The groom wore a heavy mask of roses.

The groom wore a heavy mask of roses.

For the most official marriage ceremony the men closest to the groom all wore red turbans with fancy combs on top. The groom's father was in full moghul costume - narrow tights and a long waistcoat. The groom himself wore a heavy curtain of white flowers and red roses fully covering his face. He couldn't see a thing nor, I assumed, do much breathing… The groom sat on a couch with this heavy screen in front of his face. People came and went. Suddenly I noticed that the groom was signing papers. Leila explained that the groom and bride were each asked three questions, while in separate locations. If they said 'yes' they signed papers to seal the marriage agreement. Once the bride had signed, friends would come out of the house, carrying baskets with small red and gold pouches which held nuts and candies. That was the sign that both said yes, signed and were now married. No announcement was made, no speeches at all. I asked why they were not together and was told that this way, if one of them wanted out when asked the questions, they would feel free to say no. Makes sense, especially since marriages so often were arranged.

So once we had our little bags of nuts, the bride was escorted outside and the parents gave their children to each other. No clapping or cheering. Just once that was done, relatives started kissing and congratulating each other. I feel so privileged to have witnessed and experience these events. 

In addition to feeding many, many wedding guests, I noticed that all the drivers and servants, the nannies and all other support n, are equally fed. An enormous generator sat next to the house to support all of the extra lighting for the party. The power goes off regularly, sometimes three times a day. Weddings like this are an enormous event that must have been long in the planning.

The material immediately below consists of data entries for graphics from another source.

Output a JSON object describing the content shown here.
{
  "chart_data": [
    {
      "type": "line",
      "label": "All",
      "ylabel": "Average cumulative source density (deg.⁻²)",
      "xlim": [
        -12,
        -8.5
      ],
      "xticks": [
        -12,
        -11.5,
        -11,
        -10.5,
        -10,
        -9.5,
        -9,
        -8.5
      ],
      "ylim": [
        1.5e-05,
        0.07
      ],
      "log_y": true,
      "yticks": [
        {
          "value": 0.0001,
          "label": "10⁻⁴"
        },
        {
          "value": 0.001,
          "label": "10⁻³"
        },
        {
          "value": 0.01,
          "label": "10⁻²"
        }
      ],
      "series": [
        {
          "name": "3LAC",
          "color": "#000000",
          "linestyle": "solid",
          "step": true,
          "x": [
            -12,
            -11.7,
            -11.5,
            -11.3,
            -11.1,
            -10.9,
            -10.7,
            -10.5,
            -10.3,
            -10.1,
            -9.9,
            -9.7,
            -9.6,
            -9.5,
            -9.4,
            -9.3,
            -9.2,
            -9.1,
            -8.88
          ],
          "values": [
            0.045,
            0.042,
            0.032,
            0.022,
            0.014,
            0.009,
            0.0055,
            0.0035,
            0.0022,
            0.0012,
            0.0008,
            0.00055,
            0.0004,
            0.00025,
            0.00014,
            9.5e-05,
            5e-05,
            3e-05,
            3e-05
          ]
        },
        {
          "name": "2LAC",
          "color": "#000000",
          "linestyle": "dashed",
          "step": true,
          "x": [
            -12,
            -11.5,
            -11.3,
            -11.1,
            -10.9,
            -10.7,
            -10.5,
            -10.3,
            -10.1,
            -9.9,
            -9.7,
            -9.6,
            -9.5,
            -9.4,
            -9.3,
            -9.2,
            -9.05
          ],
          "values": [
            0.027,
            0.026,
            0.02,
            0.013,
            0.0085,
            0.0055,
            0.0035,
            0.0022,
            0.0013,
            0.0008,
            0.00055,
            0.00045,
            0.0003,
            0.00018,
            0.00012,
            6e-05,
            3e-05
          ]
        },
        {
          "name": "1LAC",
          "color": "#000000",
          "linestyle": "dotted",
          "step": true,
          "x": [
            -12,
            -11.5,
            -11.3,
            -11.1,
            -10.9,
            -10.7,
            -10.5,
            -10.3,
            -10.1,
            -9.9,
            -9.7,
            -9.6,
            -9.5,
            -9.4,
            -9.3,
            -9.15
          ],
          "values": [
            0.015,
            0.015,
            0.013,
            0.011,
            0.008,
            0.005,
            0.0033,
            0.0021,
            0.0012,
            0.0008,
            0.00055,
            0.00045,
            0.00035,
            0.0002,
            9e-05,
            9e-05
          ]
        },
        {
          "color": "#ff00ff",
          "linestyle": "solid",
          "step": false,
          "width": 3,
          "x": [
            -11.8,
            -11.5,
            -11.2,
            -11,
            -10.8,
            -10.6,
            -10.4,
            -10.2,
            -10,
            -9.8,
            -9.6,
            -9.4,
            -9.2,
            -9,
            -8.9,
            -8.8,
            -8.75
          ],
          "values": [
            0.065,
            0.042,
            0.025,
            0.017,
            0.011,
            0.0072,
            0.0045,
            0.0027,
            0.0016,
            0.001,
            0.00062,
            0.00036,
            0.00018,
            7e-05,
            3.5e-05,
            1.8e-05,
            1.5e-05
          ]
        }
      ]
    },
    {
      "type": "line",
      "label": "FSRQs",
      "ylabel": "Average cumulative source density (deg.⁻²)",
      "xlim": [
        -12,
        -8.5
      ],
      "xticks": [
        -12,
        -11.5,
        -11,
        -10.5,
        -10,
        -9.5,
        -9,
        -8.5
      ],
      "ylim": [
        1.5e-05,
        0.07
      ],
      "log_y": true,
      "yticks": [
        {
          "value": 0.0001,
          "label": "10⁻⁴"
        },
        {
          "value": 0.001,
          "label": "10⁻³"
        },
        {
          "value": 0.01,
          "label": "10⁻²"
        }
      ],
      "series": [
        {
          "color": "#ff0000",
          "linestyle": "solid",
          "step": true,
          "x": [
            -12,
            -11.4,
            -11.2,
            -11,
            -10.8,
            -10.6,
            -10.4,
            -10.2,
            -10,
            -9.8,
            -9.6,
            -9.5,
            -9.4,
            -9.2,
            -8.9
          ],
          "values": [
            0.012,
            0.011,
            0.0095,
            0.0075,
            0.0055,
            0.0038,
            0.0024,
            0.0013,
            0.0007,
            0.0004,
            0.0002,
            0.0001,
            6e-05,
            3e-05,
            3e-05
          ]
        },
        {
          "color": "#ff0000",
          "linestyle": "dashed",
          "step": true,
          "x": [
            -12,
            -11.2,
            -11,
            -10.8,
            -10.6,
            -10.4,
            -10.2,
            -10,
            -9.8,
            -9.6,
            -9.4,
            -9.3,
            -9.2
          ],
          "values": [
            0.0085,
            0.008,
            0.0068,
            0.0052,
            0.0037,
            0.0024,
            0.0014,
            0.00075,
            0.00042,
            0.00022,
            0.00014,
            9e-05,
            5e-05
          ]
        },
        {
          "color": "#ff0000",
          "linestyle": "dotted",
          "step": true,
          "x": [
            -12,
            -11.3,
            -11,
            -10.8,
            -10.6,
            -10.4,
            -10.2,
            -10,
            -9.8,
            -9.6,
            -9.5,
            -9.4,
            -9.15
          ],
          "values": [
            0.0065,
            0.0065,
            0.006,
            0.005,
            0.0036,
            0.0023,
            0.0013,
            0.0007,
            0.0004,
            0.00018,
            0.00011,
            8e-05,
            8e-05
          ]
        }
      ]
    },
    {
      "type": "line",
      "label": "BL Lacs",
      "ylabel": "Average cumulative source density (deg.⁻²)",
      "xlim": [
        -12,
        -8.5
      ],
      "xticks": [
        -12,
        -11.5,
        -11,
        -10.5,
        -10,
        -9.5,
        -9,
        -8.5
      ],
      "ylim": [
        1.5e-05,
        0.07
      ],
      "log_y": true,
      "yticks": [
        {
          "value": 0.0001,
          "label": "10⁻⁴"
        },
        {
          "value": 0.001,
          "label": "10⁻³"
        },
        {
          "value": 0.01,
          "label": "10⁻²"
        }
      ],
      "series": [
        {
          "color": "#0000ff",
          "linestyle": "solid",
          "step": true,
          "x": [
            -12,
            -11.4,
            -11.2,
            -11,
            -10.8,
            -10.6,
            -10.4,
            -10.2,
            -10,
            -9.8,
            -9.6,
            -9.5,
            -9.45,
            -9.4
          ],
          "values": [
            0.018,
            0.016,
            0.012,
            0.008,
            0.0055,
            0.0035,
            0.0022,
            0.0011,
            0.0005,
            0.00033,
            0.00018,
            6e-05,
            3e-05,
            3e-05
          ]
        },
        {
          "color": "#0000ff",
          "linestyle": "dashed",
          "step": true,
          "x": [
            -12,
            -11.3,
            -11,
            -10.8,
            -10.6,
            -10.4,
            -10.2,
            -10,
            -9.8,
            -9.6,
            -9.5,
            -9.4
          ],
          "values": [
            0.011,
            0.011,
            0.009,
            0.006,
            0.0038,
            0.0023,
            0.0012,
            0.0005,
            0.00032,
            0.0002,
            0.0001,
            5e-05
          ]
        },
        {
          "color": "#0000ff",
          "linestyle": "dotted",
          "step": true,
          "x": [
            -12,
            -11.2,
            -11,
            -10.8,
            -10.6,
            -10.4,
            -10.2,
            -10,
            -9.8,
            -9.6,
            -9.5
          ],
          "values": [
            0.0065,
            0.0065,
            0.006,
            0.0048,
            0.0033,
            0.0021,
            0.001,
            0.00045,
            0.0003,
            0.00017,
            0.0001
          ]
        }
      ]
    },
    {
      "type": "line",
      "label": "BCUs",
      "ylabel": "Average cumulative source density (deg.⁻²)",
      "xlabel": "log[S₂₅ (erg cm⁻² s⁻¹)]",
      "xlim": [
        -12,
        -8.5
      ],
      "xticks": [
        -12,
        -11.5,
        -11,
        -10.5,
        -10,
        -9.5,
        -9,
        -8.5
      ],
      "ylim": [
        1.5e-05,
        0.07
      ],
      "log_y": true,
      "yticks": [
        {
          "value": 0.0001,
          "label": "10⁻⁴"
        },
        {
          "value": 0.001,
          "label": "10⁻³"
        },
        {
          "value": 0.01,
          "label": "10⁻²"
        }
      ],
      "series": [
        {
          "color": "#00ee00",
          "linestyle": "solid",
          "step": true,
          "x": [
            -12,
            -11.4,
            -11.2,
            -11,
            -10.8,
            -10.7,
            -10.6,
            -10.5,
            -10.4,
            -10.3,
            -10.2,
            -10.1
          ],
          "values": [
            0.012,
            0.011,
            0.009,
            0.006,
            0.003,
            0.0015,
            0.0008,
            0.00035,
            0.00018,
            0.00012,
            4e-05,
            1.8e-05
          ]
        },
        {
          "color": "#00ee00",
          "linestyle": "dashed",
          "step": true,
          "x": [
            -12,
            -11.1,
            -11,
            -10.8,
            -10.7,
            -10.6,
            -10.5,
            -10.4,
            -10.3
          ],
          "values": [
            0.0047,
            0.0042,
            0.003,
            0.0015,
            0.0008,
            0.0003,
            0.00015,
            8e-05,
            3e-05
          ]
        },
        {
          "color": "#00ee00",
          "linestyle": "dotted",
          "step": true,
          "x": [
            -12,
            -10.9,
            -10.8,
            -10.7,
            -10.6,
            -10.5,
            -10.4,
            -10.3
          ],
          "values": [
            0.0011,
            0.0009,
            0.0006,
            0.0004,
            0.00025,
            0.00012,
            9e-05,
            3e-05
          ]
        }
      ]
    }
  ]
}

On my very last day in Lahore we left early for the Grammar School - a nice 5 story brick building with open sitting areas on the roof and potted palms everywhere. I did two slideshow presentations for two groups of students and then a writing workshop with teachers from different schools.  There was a tremendous wind storm, with sand and leaves blowing in under the door. The power went off several times.

Trucks in Pakistan are beautifully decorated.

Trucks in Pakistan are beautifully decorated.

That night, I was sad to say goodbye to everyone. Leila and her husband brought me to the airport, which wasn't very far. The airport was a gorgeous, new building with very tall arched windows and shiny marble floors, very very clean. Security, immigration, customs and then to the check-in counter for my boarding pass. I walked toward the gate and would have a few hours to wait for my 3 AM flight. Immediately, a man from a coffee shop came and asked if I wanted tea or coffee. First I waved him away and did some window shopping. But once I sat down another man asked, so I said 'sure, coffee'. Well... they should have this service at every airport!! The man returned a bit later with a tray lovely laid out with a cup of strong coffee, milk, sugar, two slices or pound cake and some cheese sandwiches. I sat and enjoyed all this - for around two dollars!

When I first arrived in Pakistan, a man looked me in the eyes and said, “Your American friends probably told you not to come here.” Then he smiled and said, “Go back and tell them that we hate extremists more than they do.” And so that’s what I did.

What a privilege it has been to learn more from my Muslim friends about their culture and customs. It's been an incredible trip and I have learned so much. This experience will stay with me forever. I am so grateful to be a writer of books that lead me on this adventure. Our world can truly be a better place, full of new friends - if we are willing to meet them, by following new paths as well as our heart.